Incorporation of User Shared Content for Improved User Entity Resolution

Speaker
Mr Sapumal Ahangama
Advisor
Dr Danny Poo Chiang Choon, Associate Professor, School of Computing


29 Aug 2018 Wednesday, 03:00 PM to 04:30 PM

Executive Classroom, COM2-04-02

Abstract:

Widespread adoption of information systems has created vast amounts of digital data traces concerning the users, their relationships and personal activities. Interconnecting the digital data traces of a user from various information systems is not an easy task and is an open problem, commonly known as user entity resolution. Since prior research has loosely focused on incorporating user shared content for user entity resolution, in this thesis proposal the intention is to develop methods that would enable the incorporation of user shared content in user entity resolution to further improve the accuracy.

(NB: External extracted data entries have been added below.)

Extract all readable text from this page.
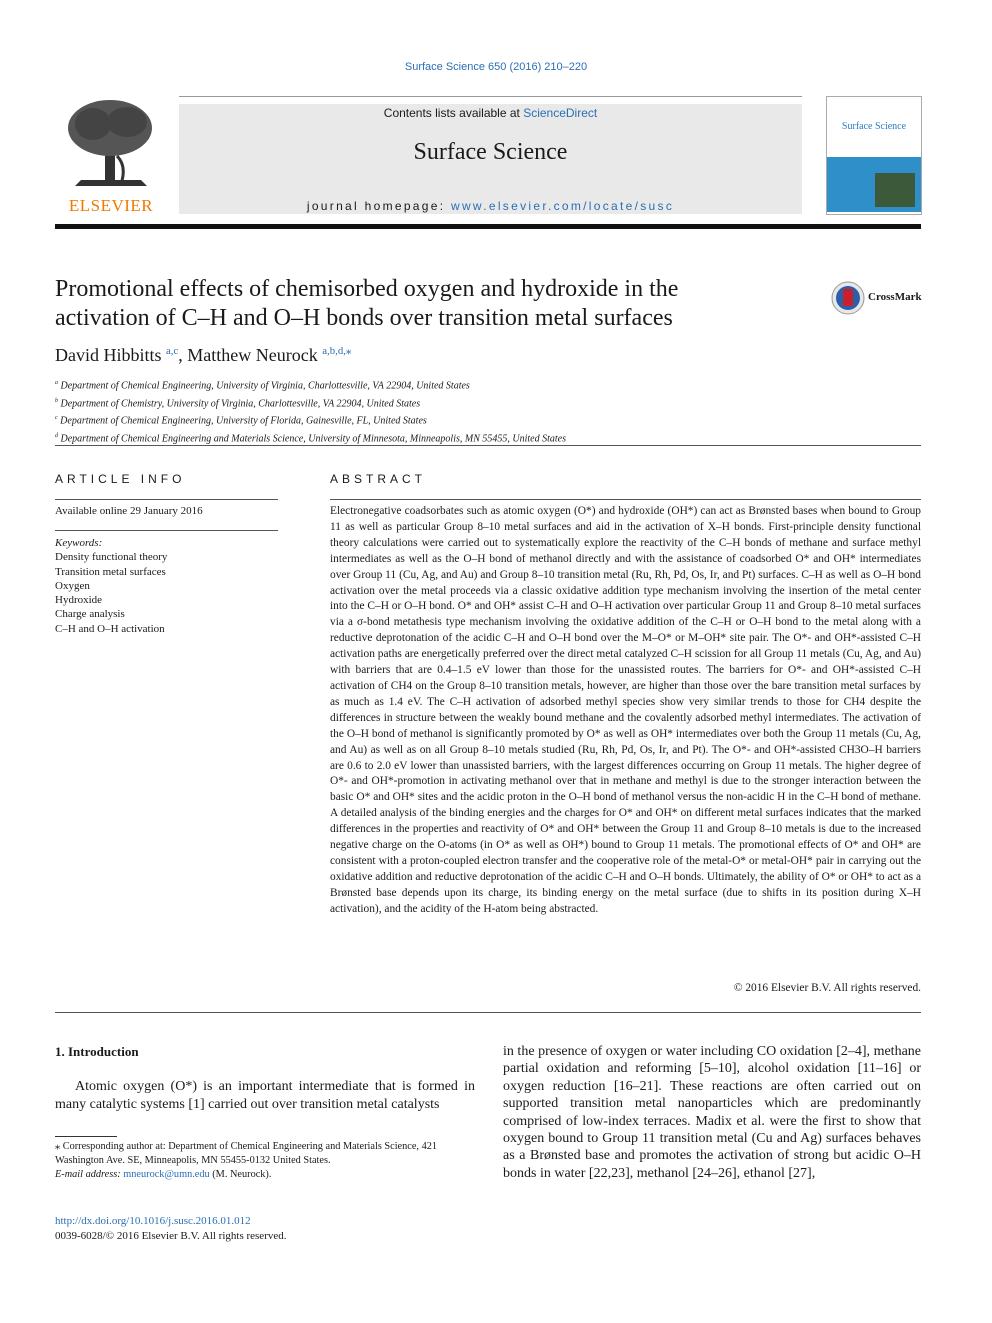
Surface Science 650 (2016) 210–220
ELSEVIER
Contents lists available at ScienceDirect
Surface Science
journal homepage: www.elsevier.com/locate/susc
Surface Science
Promotional effects of chemisorbed oxygen and hydroxide in the activation of C–H and O–H bonds over transition metal surfaces
CrossMark
David Hibbitts $^{a,c}$, Matthew Neurock $^{a,b,d,⁎}$
$^a$ Department of Chemical Engineering, University of Virginia, Charlottesville, VA 22904, United States
$^b$ Department of Chemistry, University of Virginia, Charlottesville, VA 22904, United States
$^c$ Department of Chemical Engineering, University of Florida, Gainesville, FL, United States
$^d$ Department of Chemical Engineering and Materials Science, University of Minnesota, Minneapolis, MN 55455, United States
ARTICLE INFO
Available online 29 January 2016
Keywords:
Density functional theory
Transition metal surfaces
Oxygen
Hydroxide
Charge analysis
C–H and O–H activation
ABSTRACT
Electronegative coadsorbates such as atomic oxygen (O*) and hydroxide (OH*) can act as Brønsted bases when bound to Group 11 as well as particular Group 8–10 metal surfaces and aid in the activation of X–H bonds. First-principle density functional theory calculations were carried out to systematically explore the reactivity of the C–H bonds of methane and surface methyl intermediates as well as the O–H bond of methanol directly and with the assistance of coadsorbed O* and OH* intermediates over Group 11 (Cu, Ag, and Au) and Group 8–10 transition metal (Ru, Rh, Pd, Os, Ir, and Pt) surfaces. C–H as well as O–H bond activation over the metal proceeds via a classic oxidative addition type mechanism involving the insertion of the metal center into the C–H or O–H bond. O* and OH* assist C–H and O–H activation over particular Group 11 and Group 8–10 metal surfaces via a σ-bond metathesis type mechanism involving the oxidative addition of the C–H or O–H bond to the metal along with a reductive deprotonation of the acidic C–H and O–H bond over the M–O* or M–OH* site pair. The O*- and OH*-assisted C–H activation paths are energetically preferred over the direct metal catalyzed C–H scission for all Group 11 metals (Cu, Ag, and Au) with barriers that are 0.4–1.5 eV lower than those for the unassisted routes. The barriers for O*- and OH*-assisted C–H activation of CH4 on the Group 8–10 transition metals, however, are higher than those over the bare transition metal surfaces by as much as 1.4 eV. The C–H activation of adsorbed methyl species show very similar trends to those for CH4 despite the differences in structure between the weakly bound methane and the covalently adsorbed methyl intermediates. The activation of the O–H bond of methanol is significantly promoted by O* as well as OH* intermediates over both the Group 11 metals (Cu, Ag, and Au) as well as on all Group 8–10 metals studied (Ru, Rh, Pd, Os, Ir, and Pt). The O*- and OH*-assisted CH3O–H barriers are 0.6 to 2.0 eV lower than unassisted barriers, with the largest differences occurring on Group 11 metals. The higher degree of O*- and OH*-promotion in activating methanol over that in methane and methyl is due to the stronger interaction between the basic O* and OH* sites and the acidic proton in the O–H bond of methanol versus the non-acidic H in the C–H bond of methane. A detailed analysis of the binding energies and the charges for O* and OH* on different metal surfaces indicates that the marked differences in the properties and reactivity of O* and OH* between the Group 11 and Group 8–10 metals is due to the increased negative charge on the O-atoms (in O* as well as OH*) bound to Group 11 metals. The promotional effects of O* and OH* are consistent with a proton-coupled electron transfer and the cooperative role of the metal-O* or metal-OH* pair in carrying out the oxidative addition and reductive deprotonation of the acidic C–H and O–H bonds. Ultimately, the ability of O* or OH* to act as a Brønsted base depends upon its charge, its binding energy on the metal surface (due to shifts in its position during X–H activation), and the acidity of the H-atom being abstracted.
© 2016 Elsevier B.V. All rights reserved.
1. Introduction
Atomic oxygen (O*) is an important intermediate that is formed in many catalytic systems [1] carried out over transition metal catalysts
in the presence of oxygen or water including CO oxidation [2–4], methane partial oxidation and reforming [5–10], alcohol oxidation [11–16] or oxygen reduction [16–21]. These reactions are often carried out on supported transition metal nanoparticles which are predominantly comprised of low-index terraces. Madix et al. were the first to show that oxygen bound to Group 11 transition metal (Cu and Ag) surfaces behaves as a Brønsted base and promotes the activation of strong but acidic O–H bonds in water [22,23], methanol [24–26], ethanol [27],
⁎ Corresponding author at: Department of Chemical Engineering and Materials Science, 421 Washington Ave. SE, Minneapolis, MN 55455-0132 United States.
E-mail address: mneurock@umn.edu (M. Neurock).
http://dx.doi.org/10.1016/j.susc.2016.01.012
0039-6028/© 2016 Elsevier B.V. All rights reserved.
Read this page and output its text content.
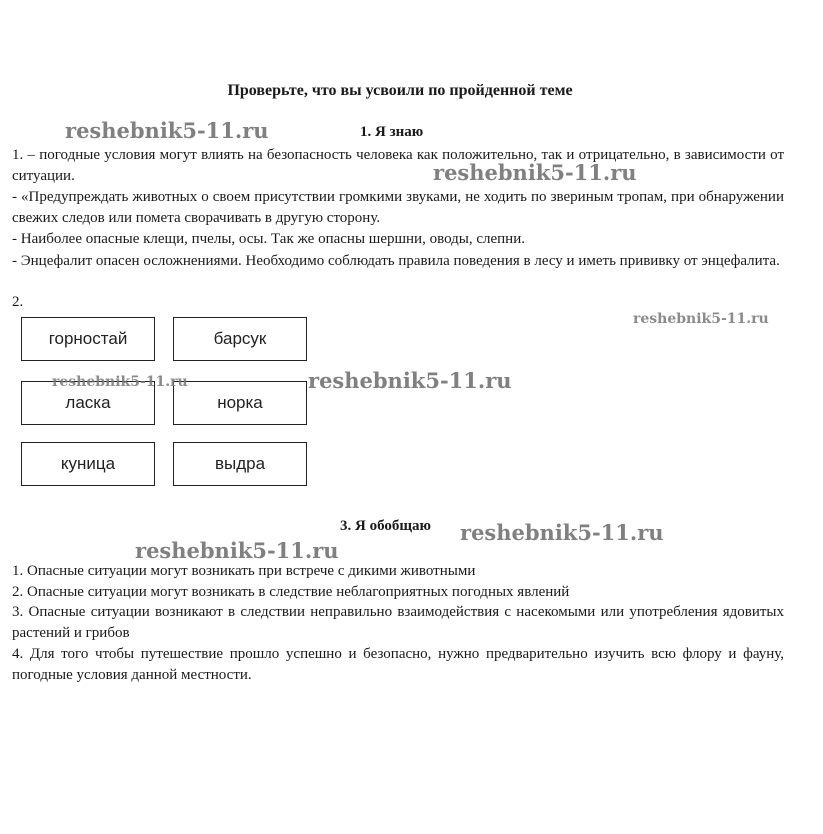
Проверьте, что вы усвоили по пройденной теме
1. Я знаю
1. – погодные условия могут влиять на безопасность человека как положительно, так и отрицательно, в зависимости от ситуации.
- «Предупреждать животных о своем присутствии громкими звуками, не ходить по звериным тропам, при обнаружении свежих следов или помета сворачивать в другую сторону.
- Наиболее опасные клещи, пчелы, осы. Так же опасны шершни, оводы, слепни.
- Энцефалит опасен осложнениями. Необходимо соблюдать правила поведения в лесу и иметь прививку от энцефалита.
2.
горностай	барсук
ласка	норка
куница	выдра
3. Я обобщаю
1. Опасные ситуации могут возникать при встрече с дикими животными
2. Опасные ситуации могут возникать в следствие неблагоприятных погодных явлений
3. Опасные ситуации возникают в следствии неправильно взаимодействия с насекомыми или употребления ядовитых растений и грибов
4. Для того чтобы путешествие прошло успешно и безопасно, нужно предварительно изучить всю флору и фауну, погодные условия данной местности.
reshebnik5-11.ru
reshebnik5-11.ru
reshebnik5-11.ru
reshebnik5-11.ru	reshebnik5-11.ru
reshebnik5-11.ru
reshebnik5-11.ru
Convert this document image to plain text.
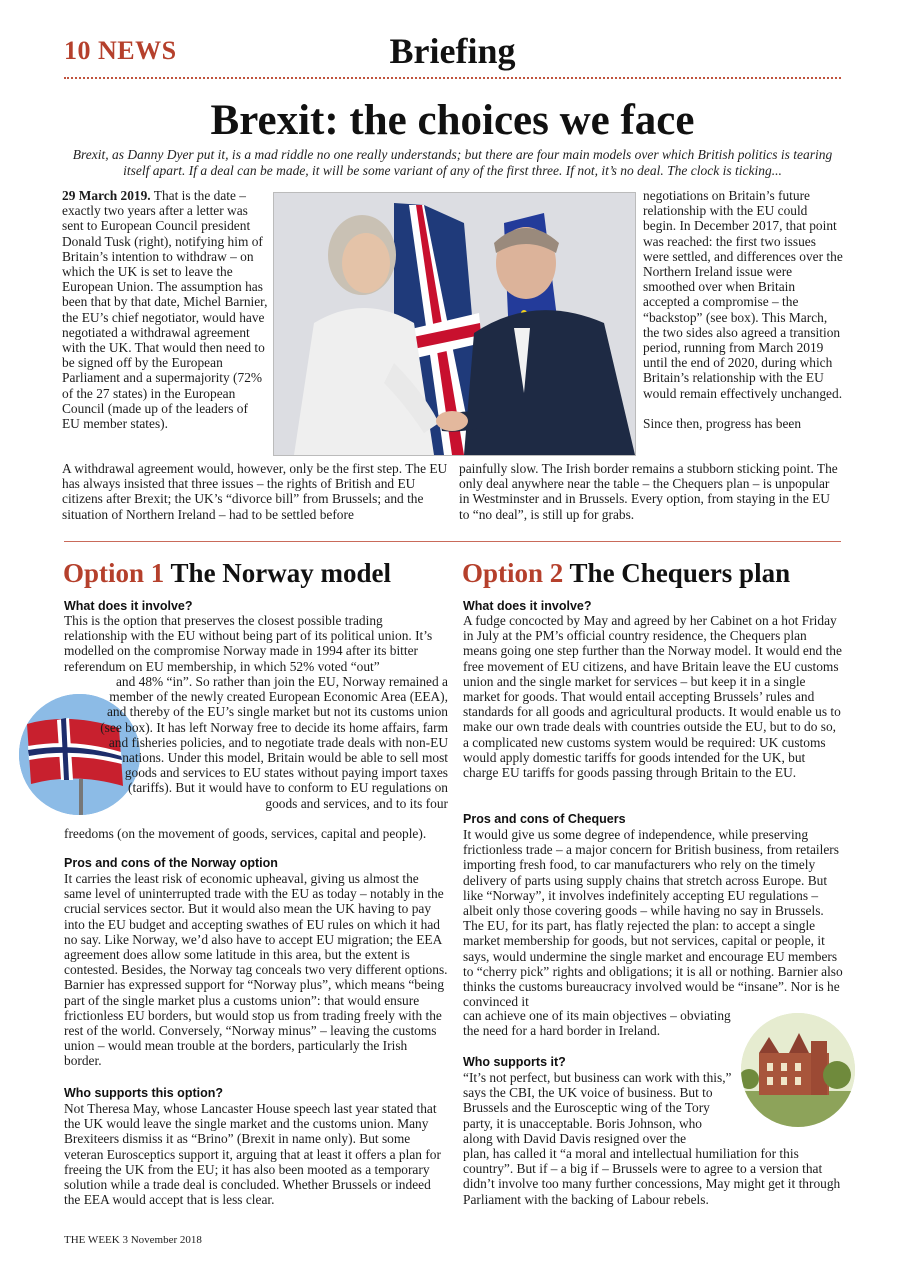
10 NEWS	Briefing
Brexit: the choices we face
Brexit, as Danny Dyer put it, is a mad riddle no one really understands; but there are four main models over which British politics is tearing itself apart. If a deal can be made, it will be some variant of any of the first three. If not, it’s no deal. The clock is ticking...

29 March 2019. That is the date – exactly two years after a letter was sent to European Council president Donald Tusk (right), notifying him of Britain’s intention to withdraw – on which the UK is set to leave the European Union. The assumption has been that by that date, Michel Barnier, the EU’s chief negotiator, would have negotiated a withdrawal agreement with the UK. That would then need to be signed off by the European Parliament and a supermajority (72% of the 27 states) in the European Council (made up of the leaders of EU member states).

negotiations on Britain’s future relationship with the EU could begin. In December 2017, that point was reached: the first two issues were settled, and differences over the Northern Ireland issue were smoothed over when Britain accepted a compromise – the “backstop” (see box). This March, the two sides also agreed a transition period, running from March 2019 until the end of 2020, during which Britain’s relationship with the EU would remain effectively unchanged.

Since then, progress has been

A withdrawal agreement would, however, only be the first step. The EU has always insisted that three issues – the rights of British and EU citizens after Brexit; the UK’s “divorce bill” from Brussels; and the situation of Northern Ireland – had to be settled before

painfully slow. The Irish border remains a stubborn sticking point. The only deal anywhere near the table – the Chequers plan – is unpopular in Westminster and in Brussels. Every option, from staying in the EU to “no deal”, is still up for grabs.

Option 1 The Norway model
What does it involve?

This is the option that preserves the closest possible trading relationship with the EU without being part of its political union. It’s modelled on the compromise Norway made in 1994 after its bitter referendum on EU membership, in which 52% voted “out”

and 48% “in”. So rather than join the EU, Norway remained a member of the newly created European Economic Area (EEA), and thereby of the EU’s single market but not its customs union (see box). It has left Norway free to decide its home affairs, farm and fisheries policies, and to negotiate trade deals with non-EU nations. Under this model, Britain would be able to sell most goods and services to EU states without paying import taxes (tariffs). But it would have to conform to EU regulations on goods and services, and to its four

freedoms (on the movement of goods, services, capital and people).

Pros and cons of the Norway option

It carries the least risk of economic upheaval, giving us almost the same level of uninterrupted trade with the EU as today – notably in the crucial services sector. But it would also mean the UK having to pay into the EU budget and accepting swathes of EU rules on which it had no say. Like Norway, we’d also have to accept EU migration; the EEA agreement does allow some latitude in this area, but the extent is contested. Besides, the Norway tag conceals two very different options. Barnier has expressed support for “Norway plus”, which means “being part of the single market plus a customs union”: that would ensure frictionless EU borders, but would stop us from trading freely with the rest of the world. Conversely, “Norway minus” – leaving the customs union – would mean trouble at the borders, particularly the Irish border.

Who supports this option?

Not Theresa May, whose Lancaster House speech last year stated that the UK would leave the single market and the customs union. Many Brexiteers dismiss it as “Brino” (Brexit in name only). But some veteran Eurosceptics support it, arguing that at least it offers a plan for freeing the UK from the EU; it has also been mooted as a temporary solution while a trade deal is concluded. Whether Brussels or indeed the EEA would accept that is less clear.

Option 2 The Chequers plan
What does it involve?

A fudge concocted by May and agreed by her Cabinet on a hot Friday in July at the PM’s official country residence, the Chequers plan means going one step further than the Norway model. It would end the free movement of EU citizens, and have Britain leave the EU customs union and the single market for services – but keep it in a single market for goods. That would entail accepting Brussels’ rules and standards for all goods and agricultural products. It would enable us to make our own trade deals with countries outside the EU, but to do so, a complicated new customs system would be required: UK customs would apply domestic tariffs for goods intended for the UK, but charge EU tariffs for goods passing through Britain to the EU.

Pros and cons of Chequers

It would give us some degree of independence, while preserving frictionless trade – a major concern for British business, from retailers importing fresh food, to car manufacturers who rely on the timely delivery of parts using supply chains that stretch across Europe. But like “Norway”, it involves indefinitely accepting EU regulations – albeit only those covering goods – while having no say in Brussels. The EU, for its part, has flatly rejected the plan: to accept a single market membership for goods, but not services, capital or people, it says, would undermine the single market and encourage EU members to “cherry pick” rights and obligations; it is all or nothing. Barnier also thinks the customs bureaucracy involved would be “insane”. Nor is he convinced it

can achieve one of its main objectives – obviating the need for a hard border in Ireland.

Who supports it?

“It’s not perfect, but business can work with this,” says the CBI, the UK voice of business. But to Brussels and the Eurosceptic wing of the Tory party, it is unacceptable. Boris Johnson, who along with David Davis resigned over the

plan, has called it “a moral and intellectual humiliation for this country”. But if – a big if – Brussels were to agree to a version that didn’t involve too many further concessions, May might get it through Parliament with the backing of Labour rebels.

THE WEEK 3 November 2018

In approaching user entity resolution problems, prior studies have focused on approximate matching or blocking methods with the intention of reducing the search space and secondly, on identifying the exact user for user entity resolution. Acknowledging the limitations and differentiation power of user shared content, two studies are proposed in this thesis proposal in these two directions.

First study is an approximate matching method for cross domain datasets that searches users efficiently in different localities of the data in the latent space of user shared content. Second study is a network embedding method that preserves both associated text and the relational data for both first and second order proximity in the network.

The preliminary experimental results of both these proposed studies have indicated improvements on the state of the art methods. The outcome of these studies will contribute to the better understanding of how user shared content could be used in user entity resolution.